Ever noticed how that 24-hour pizza place magically materializes just as you stumble out of a bar, club or lounge on Saturday night? Or how that retail outlet specializing in fashion for 18 – 24 year-olds just happens to be next to a college or university?
The location of a shop front is the single biggest determinant of the sales performance of a retail or food outlet – more than the marketing strategy, staff, even the product itself.
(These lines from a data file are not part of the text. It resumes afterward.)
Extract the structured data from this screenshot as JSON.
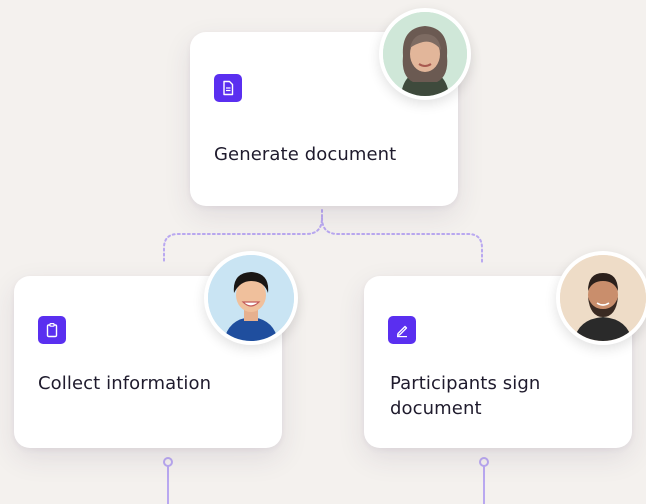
{
  "nodes": {
    "generate": {
      "label": "Generate document",
      "icon": "document-icon",
      "avatar": "avatar-woman-gray-hair"
    },
    "collect": {
      "label": "Collect information",
      "icon": "clipboard-icon",
      "avatar": "avatar-woman-short-hair"
    },
    "sign": {
      "label": "Participants sign document",
      "icon": "pen-icon",
      "avatar": "avatar-man-beard"
    }
  },
  "colors": {
    "background": "#f4f1ee",
    "icon_accent": "#5a2ff0",
    "connector": "#b9a8f0",
    "card": "#ffffff",
    "text": "#1f1b2d"
  }
}
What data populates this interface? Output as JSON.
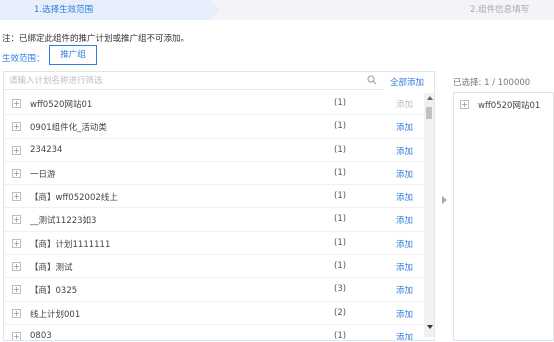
{
  "steps": {
    "active": "1.选择生效范围",
    "next": "2.组件信息填写"
  },
  "note": "注：已绑定此组件的推广计划或推广组不可添加。",
  "scope": {
    "label": "生效范围：",
    "value": "推广组"
  },
  "search": {
    "placeholder": "请输入计划名称进行筛选",
    "icon": "search-icon"
  },
  "add_all_label": "全部添加",
  "colors": {
    "accent": "#2f7de1",
    "disabled": "#bdbdbd"
  },
  "list": [
    {
      "name": "wff0520网站01",
      "count": "(1)",
      "action": "添加",
      "disabled": true
    },
    {
      "name": "0901组件化_活动类",
      "count": "(1)",
      "action": "添加",
      "disabled": false
    },
    {
      "name": "234234",
      "count": "(1)",
      "action": "添加",
      "disabled": false
    },
    {
      "name": "一日游",
      "count": "(1)",
      "action": "添加",
      "disabled": false
    },
    {
      "name": "【商】wff052002线上",
      "count": "(1)",
      "action": "添加",
      "disabled": false
    },
    {
      "name": "__测试11223如3",
      "count": "(1)",
      "action": "添加",
      "disabled": false
    },
    {
      "name": "【商】计划1111111",
      "count": "(1)",
      "action": "添加",
      "disabled": false
    },
    {
      "name": "【商】测试",
      "count": "(1)",
      "action": "添加",
      "disabled": false
    },
    {
      "name": "【商】0325",
      "count": "(3)",
      "action": "添加",
      "disabled": false
    },
    {
      "name": "线上计划001",
      "count": "(2)",
      "action": "添加",
      "disabled": false
    },
    {
      "name": "0803",
      "count": "(1)",
      "action": "添加",
      "disabled": false
    }
  ],
  "selected": {
    "header": "已选择: 1 / 100000",
    "items": [
      "wff0520网站01"
    ]
  }
}
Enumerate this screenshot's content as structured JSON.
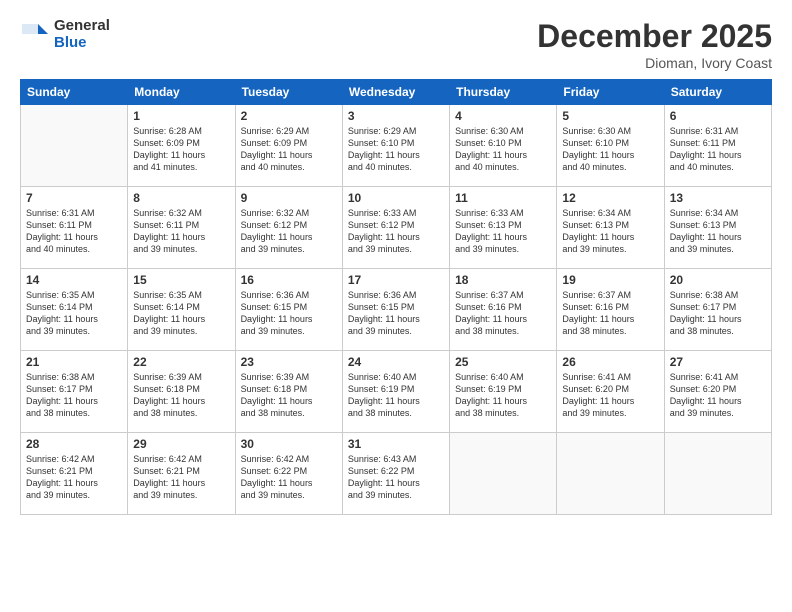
{
  "logo": {
    "general": "General",
    "blue": "Blue"
  },
  "header": {
    "month": "December 2025",
    "location": "Dioman, Ivory Coast"
  },
  "weekdays": [
    "Sunday",
    "Monday",
    "Tuesday",
    "Wednesday",
    "Thursday",
    "Friday",
    "Saturday"
  ],
  "weeks": [
    [
      {
        "day": "",
        "info": ""
      },
      {
        "day": "1",
        "info": "Sunrise: 6:28 AM\nSunset: 6:09 PM\nDaylight: 11 hours\nand 41 minutes."
      },
      {
        "day": "2",
        "info": "Sunrise: 6:29 AM\nSunset: 6:09 PM\nDaylight: 11 hours\nand 40 minutes."
      },
      {
        "day": "3",
        "info": "Sunrise: 6:29 AM\nSunset: 6:10 PM\nDaylight: 11 hours\nand 40 minutes."
      },
      {
        "day": "4",
        "info": "Sunrise: 6:30 AM\nSunset: 6:10 PM\nDaylight: 11 hours\nand 40 minutes."
      },
      {
        "day": "5",
        "info": "Sunrise: 6:30 AM\nSunset: 6:10 PM\nDaylight: 11 hours\nand 40 minutes."
      },
      {
        "day": "6",
        "info": "Sunrise: 6:31 AM\nSunset: 6:11 PM\nDaylight: 11 hours\nand 40 minutes."
      }
    ],
    [
      {
        "day": "7",
        "info": "Sunrise: 6:31 AM\nSunset: 6:11 PM\nDaylight: 11 hours\nand 40 minutes."
      },
      {
        "day": "8",
        "info": "Sunrise: 6:32 AM\nSunset: 6:11 PM\nDaylight: 11 hours\nand 39 minutes."
      },
      {
        "day": "9",
        "info": "Sunrise: 6:32 AM\nSunset: 6:12 PM\nDaylight: 11 hours\nand 39 minutes."
      },
      {
        "day": "10",
        "info": "Sunrise: 6:33 AM\nSunset: 6:12 PM\nDaylight: 11 hours\nand 39 minutes."
      },
      {
        "day": "11",
        "info": "Sunrise: 6:33 AM\nSunset: 6:13 PM\nDaylight: 11 hours\nand 39 minutes."
      },
      {
        "day": "12",
        "info": "Sunrise: 6:34 AM\nSunset: 6:13 PM\nDaylight: 11 hours\nand 39 minutes."
      },
      {
        "day": "13",
        "info": "Sunrise: 6:34 AM\nSunset: 6:13 PM\nDaylight: 11 hours\nand 39 minutes."
      }
    ],
    [
      {
        "day": "14",
        "info": "Sunrise: 6:35 AM\nSunset: 6:14 PM\nDaylight: 11 hours\nand 39 minutes."
      },
      {
        "day": "15",
        "info": "Sunrise: 6:35 AM\nSunset: 6:14 PM\nDaylight: 11 hours\nand 39 minutes."
      },
      {
        "day": "16",
        "info": "Sunrise: 6:36 AM\nSunset: 6:15 PM\nDaylight: 11 hours\nand 39 minutes."
      },
      {
        "day": "17",
        "info": "Sunrise: 6:36 AM\nSunset: 6:15 PM\nDaylight: 11 hours\nand 39 minutes."
      },
      {
        "day": "18",
        "info": "Sunrise: 6:37 AM\nSunset: 6:16 PM\nDaylight: 11 hours\nand 38 minutes."
      },
      {
        "day": "19",
        "info": "Sunrise: 6:37 AM\nSunset: 6:16 PM\nDaylight: 11 hours\nand 38 minutes."
      },
      {
        "day": "20",
        "info": "Sunrise: 6:38 AM\nSunset: 6:17 PM\nDaylight: 11 hours\nand 38 minutes."
      }
    ],
    [
      {
        "day": "21",
        "info": "Sunrise: 6:38 AM\nSunset: 6:17 PM\nDaylight: 11 hours\nand 38 minutes."
      },
      {
        "day": "22",
        "info": "Sunrise: 6:39 AM\nSunset: 6:18 PM\nDaylight: 11 hours\nand 38 minutes."
      },
      {
        "day": "23",
        "info": "Sunrise: 6:39 AM\nSunset: 6:18 PM\nDaylight: 11 hours\nand 38 minutes."
      },
      {
        "day": "24",
        "info": "Sunrise: 6:40 AM\nSunset: 6:19 PM\nDaylight: 11 hours\nand 38 minutes."
      },
      {
        "day": "25",
        "info": "Sunrise: 6:40 AM\nSunset: 6:19 PM\nDaylight: 11 hours\nand 38 minutes."
      },
      {
        "day": "26",
        "info": "Sunrise: 6:41 AM\nSunset: 6:20 PM\nDaylight: 11 hours\nand 39 minutes."
      },
      {
        "day": "27",
        "info": "Sunrise: 6:41 AM\nSunset: 6:20 PM\nDaylight: 11 hours\nand 39 minutes."
      }
    ],
    [
      {
        "day": "28",
        "info": "Sunrise: 6:42 AM\nSunset: 6:21 PM\nDaylight: 11 hours\nand 39 minutes."
      },
      {
        "day": "29",
        "info": "Sunrise: 6:42 AM\nSunset: 6:21 PM\nDaylight: 11 hours\nand 39 minutes."
      },
      {
        "day": "30",
        "info": "Sunrise: 6:42 AM\nSunset: 6:22 PM\nDaylight: 11 hours\nand 39 minutes."
      },
      {
        "day": "31",
        "info": "Sunrise: 6:43 AM\nSunset: 6:22 PM\nDaylight: 11 hours\nand 39 minutes."
      },
      {
        "day": "",
        "info": ""
      },
      {
        "day": "",
        "info": ""
      },
      {
        "day": "",
        "info": ""
      }
    ]
  ]
}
If a store isn’t easily accessible to the target market, or is drowned-out by the competition in the area, then failure awaits.
10 ways Location Intelligence can help
Location Intelligence, a component of modern Business Intelligence solutions (for a definition see our blog Defining Location Intelligence), can assist retail and food outlets to:
- Detect and categorize poorly performing stores and assess strategies for rectifying the situation
- Detect and mitigate unnecessary competition between company stores
- Monitor the sales of particular items and success of particular strategies in different locations to help shape future planning as well as stock distribution
- Identify the location of customers, as well as potential customers, and target them with specialized marketing messages via location-specific mediums
- Forecast and develop store-specific budgets and expectations based on the size of surrounding populations and other location specific information
- Select site locations based on the geographic spread of your most profitable customers, proximity of competing stores, etc
- Segment customers in a multi-dimensional way via purchase history, demography as well as location, to develop highly effective and personalized relationships
- Identify marketplace gaps, opportunities, threats and level of penetration (by adding in an element of time, it is also possible to track and predict growth and changes in customer preferences, behavior and demography per region)
- Maximize market share and individual store performance
- Uncover relationships between stores, products and customer types that affect sales performance
Conclusion: Personal experience says location matters
In my formative years I worked in the retail space (for the record it was a handbag shop, and yes, I am male). Our shop had good quality stock and an impressive range. However, it was poorly positioned next to a failed housing estate and obscured from view from passersby. Our sales were negligible despite excellent product, a modern shop-front and solid customer service. I have since been informed that the store has been closed.
Location matters. Luckily, Yellowfin is making Location Intelligence easy.